Pod koniec czerwca Sejm przyjął ustawę reformującą postępowania wobec nieletnich opracowane przez resort sprawiedliwości. Następnie ustawa trafiła do Senatu, gdzie była przedmiotem dyskusji, m.in. ze strony ostrołęckiego senatora Roberta Mamątowa.
- Ustawa zakłada m.in. to, że nieletni sprawcy najpoważniejszych przestępstw, takich jak zabójstwo, gwałt, pedofilia, będą obligatoryjnie trafiać do zakładów poprawczych. Obecnie bowiem, jak wskazuje Ministerstwo Sprawiedliwości, zdarza się, że są obejmowani jedynie nadzorem kuratora - wskazywał senator Mamątow. - W ramach nowelizacji ma się zmienić górna granica wieku osoby przebywającej w zakładzie poprawczym. Obecnie pozostają w nim osoby maksymalnie do dwudziestego pierwszego roku życia, bez względu na rodzaj popełnionego czynu karalnego i wyniki resocjalizacji.
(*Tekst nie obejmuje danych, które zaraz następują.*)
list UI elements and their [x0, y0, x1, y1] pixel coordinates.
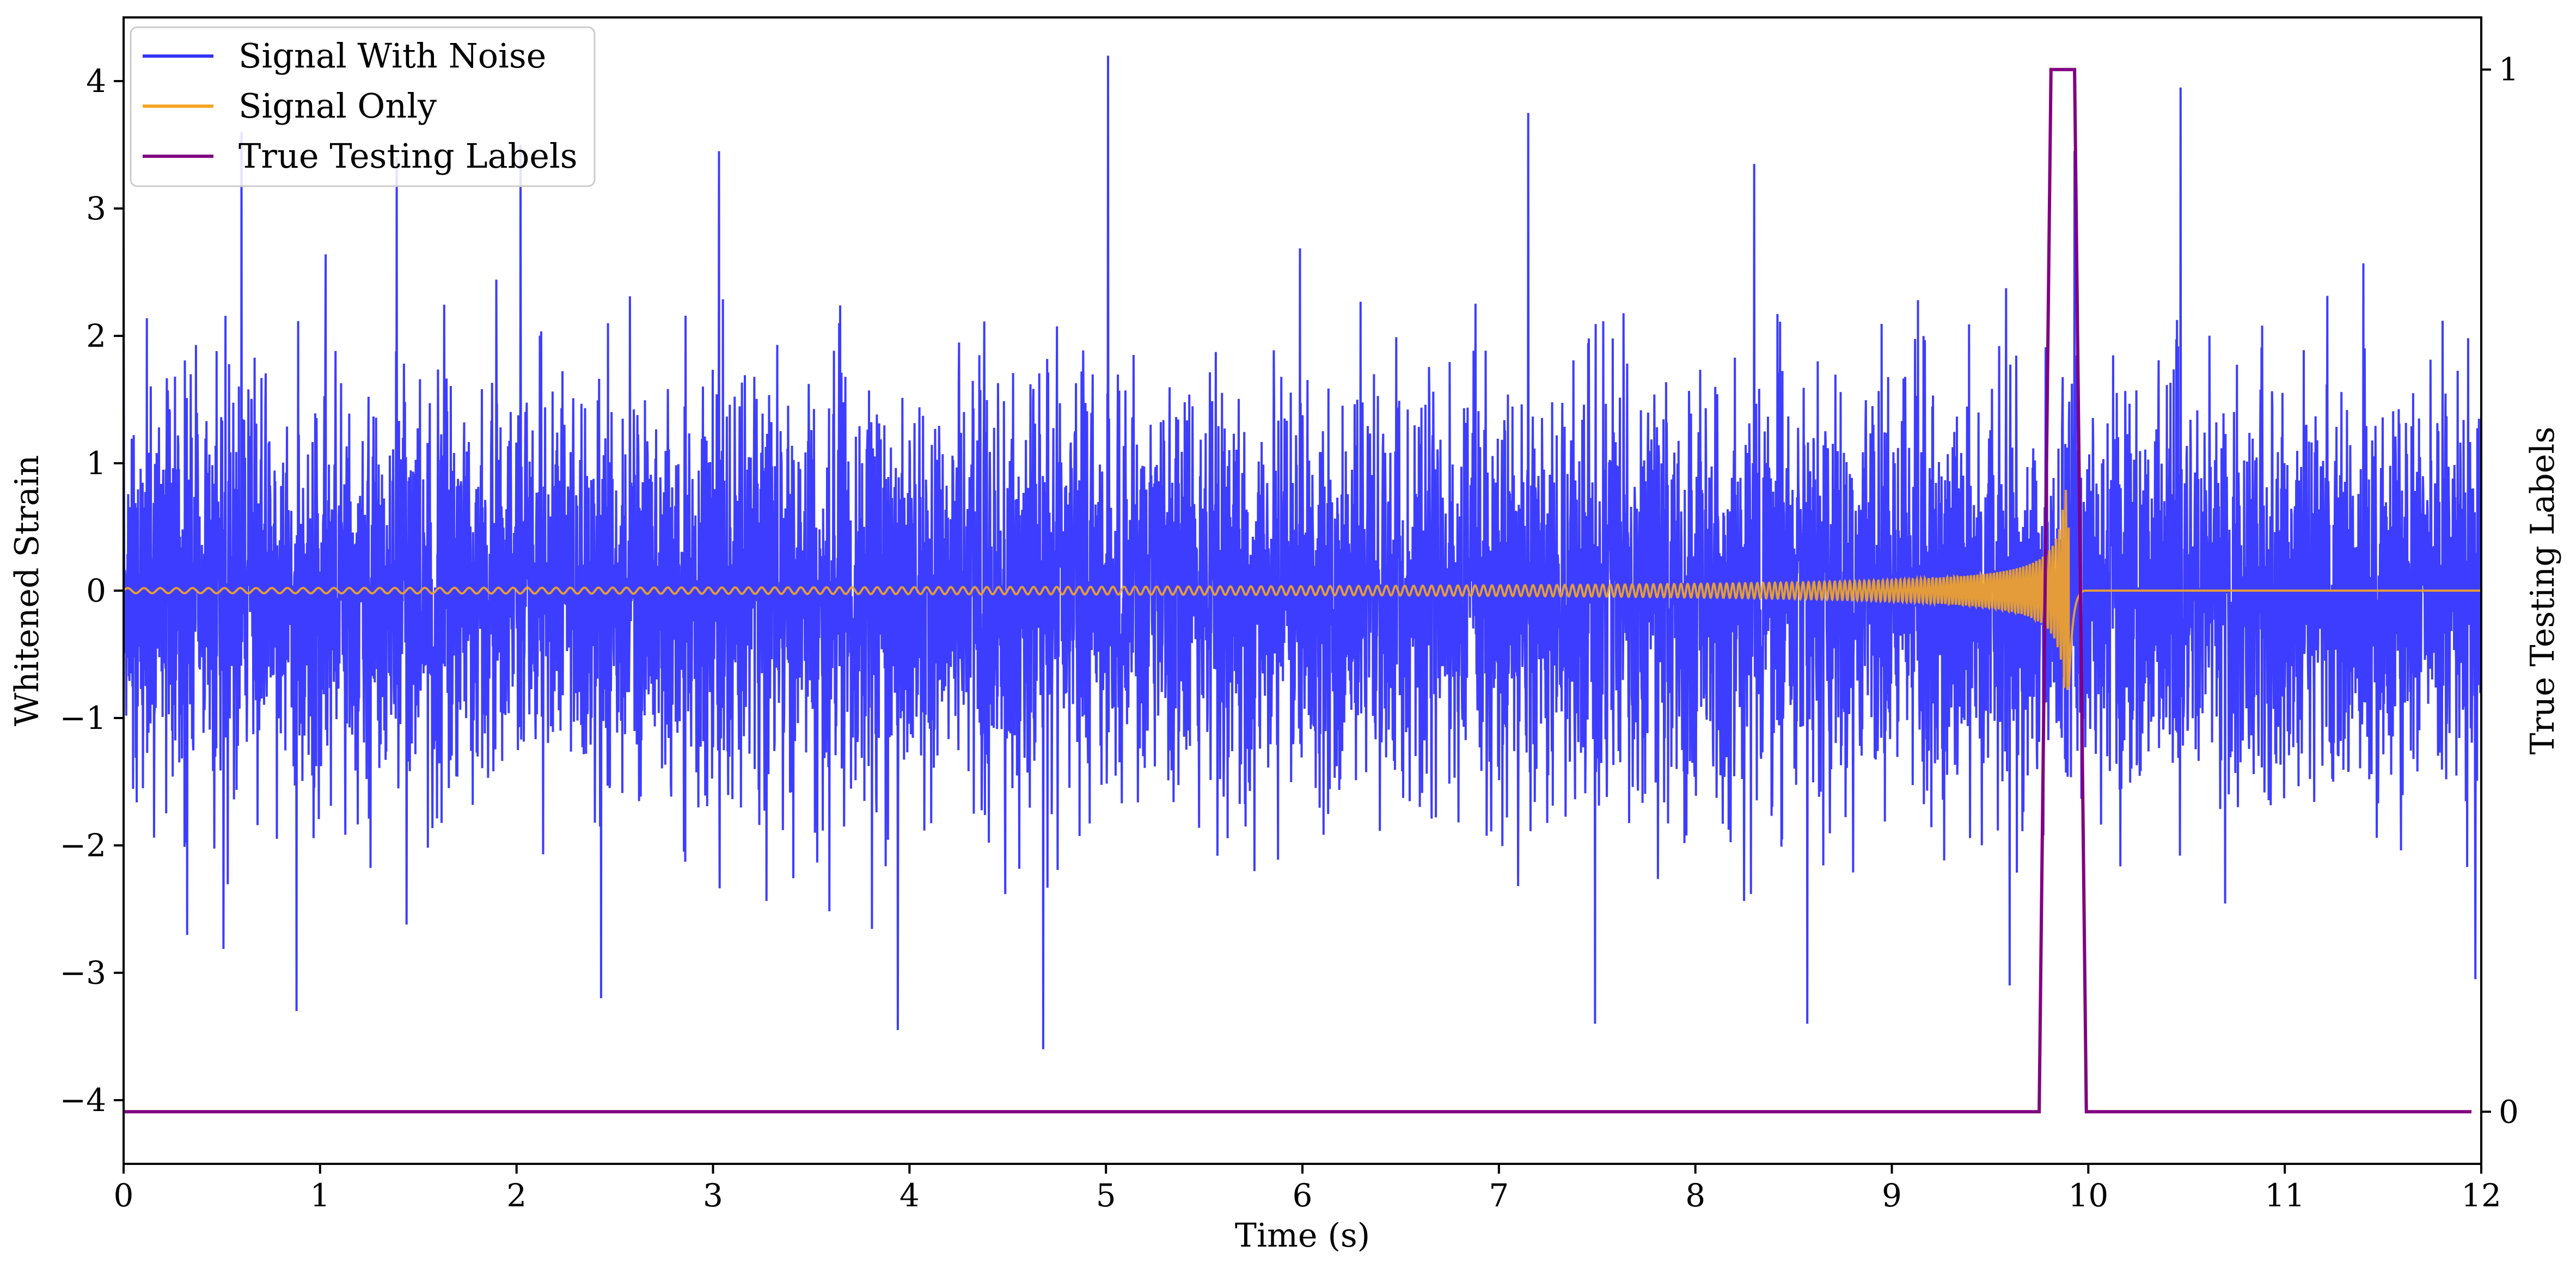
y-tick-label: 0 [86, 572, 106, 609]
y-tick-label: 4 [86, 63, 106, 100]
y2-tick-label: 1 [2499, 51, 2519, 88]
line-signal-only [123, 489, 2481, 690]
x-tick-label: 2 [506, 1177, 527, 1214]
y-tick-label: −3 [60, 954, 107, 991]
line-true-testing-labels [124, 68, 2471, 1114]
series-signal-only [123, 489, 2481, 690]
x-axis: 0 1 2 3 4 5 6 7 8 9 10 11 12 [114, 1164, 2501, 1214]
plot-area [123, 56, 2482, 1114]
x-tick-label: 6 [1293, 1177, 1313, 1214]
y-tick-label: −1 [60, 700, 107, 737]
legend-label-signal-with-noise: Signal With Noise [238, 36, 546, 76]
x-tick-label: 12 [2461, 1177, 2501, 1214]
x-tick-label: 10 [2068, 1177, 2108, 1214]
x-tick-label: 5 [1096, 1177, 1116, 1214]
line-signal-with-noise [123, 56, 2482, 1050]
y-tick-label: 3 [86, 190, 106, 227]
y2-axis-label: True Testing Labels [2524, 427, 2562, 755]
series-signal-with-noise [123, 56, 2482, 1050]
y-tick-label: 2 [86, 317, 106, 354]
x-axis-label: Time (s) [1235, 1217, 1370, 1255]
y-axis-left: −4 −3 −2 −1 0 1 2 3 4 [60, 63, 124, 1119]
legend-box [130, 26, 596, 187]
y-tick-label: −2 [60, 827, 107, 864]
legend-label-signal-only: Signal Only [238, 86, 437, 126]
x-tick-label: 11 [2265, 1177, 2305, 1214]
x-tick-label: 4 [900, 1177, 920, 1214]
x-tick-label: 1 [310, 1177, 330, 1214]
x-tick-label: 8 [1685, 1177, 1705, 1214]
x-tick-label: 9 [1882, 1177, 1902, 1214]
legend: Signal With Noise Signal Only True Testi… [130, 26, 596, 187]
y2-tick-label: 0 [2499, 1093, 2519, 1130]
series-true-testing-labels [124, 68, 2471, 1114]
y-axis-label: Whitened Strain [8, 455, 46, 726]
y-axis-right: 01 [2481, 51, 2519, 1130]
legend-label-true-testing-labels: True Testing Labels [238, 136, 578, 176]
x-tick-label: 3 [703, 1177, 723, 1214]
x-tick-label: 7 [1489, 1177, 1509, 1214]
x-tick-label: 0 [114, 1177, 134, 1214]
y-tick-label: −4 [60, 1082, 107, 1119]
y-tick-label: 1 [86, 445, 106, 482]
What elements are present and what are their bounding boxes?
W nowej ustawie wprowadzono możliwość wydłużenia pobytu o 3 lata, jeśli dotychczasowa resocjalizacja nie przyniosła skutku.
Senator Mamątow podkreślił:
Nowelizacja tej ustawy jest w pełni uzasadniona, ponieważ zmiany zapewniają zabezpieczenie i ochronę nieletnich w taki sposób, aby zagwarantować nieletnim poszanowanie ich praw, wolności i godności, nawet jeżeli popełniają czyn karalny będący przestępstwem albo wykroczeniem lub są zdemoralizowani, a tym samym, poprzez określenie jasnych procedur, zapobiegnięcie ewentualnym sytuacjom nieuzasadnionego naruszania i ingerencji w konstytucyjne prawa i wolności nieletniego
Senacka większość zarekomendowała jednak odrzucenie ustawy w całości, a następnie trafiła ona z powrotem do Sejmu. Wniosek senatorów został odrzucony, co oznacza, że dokument trafił do prezydenta RP.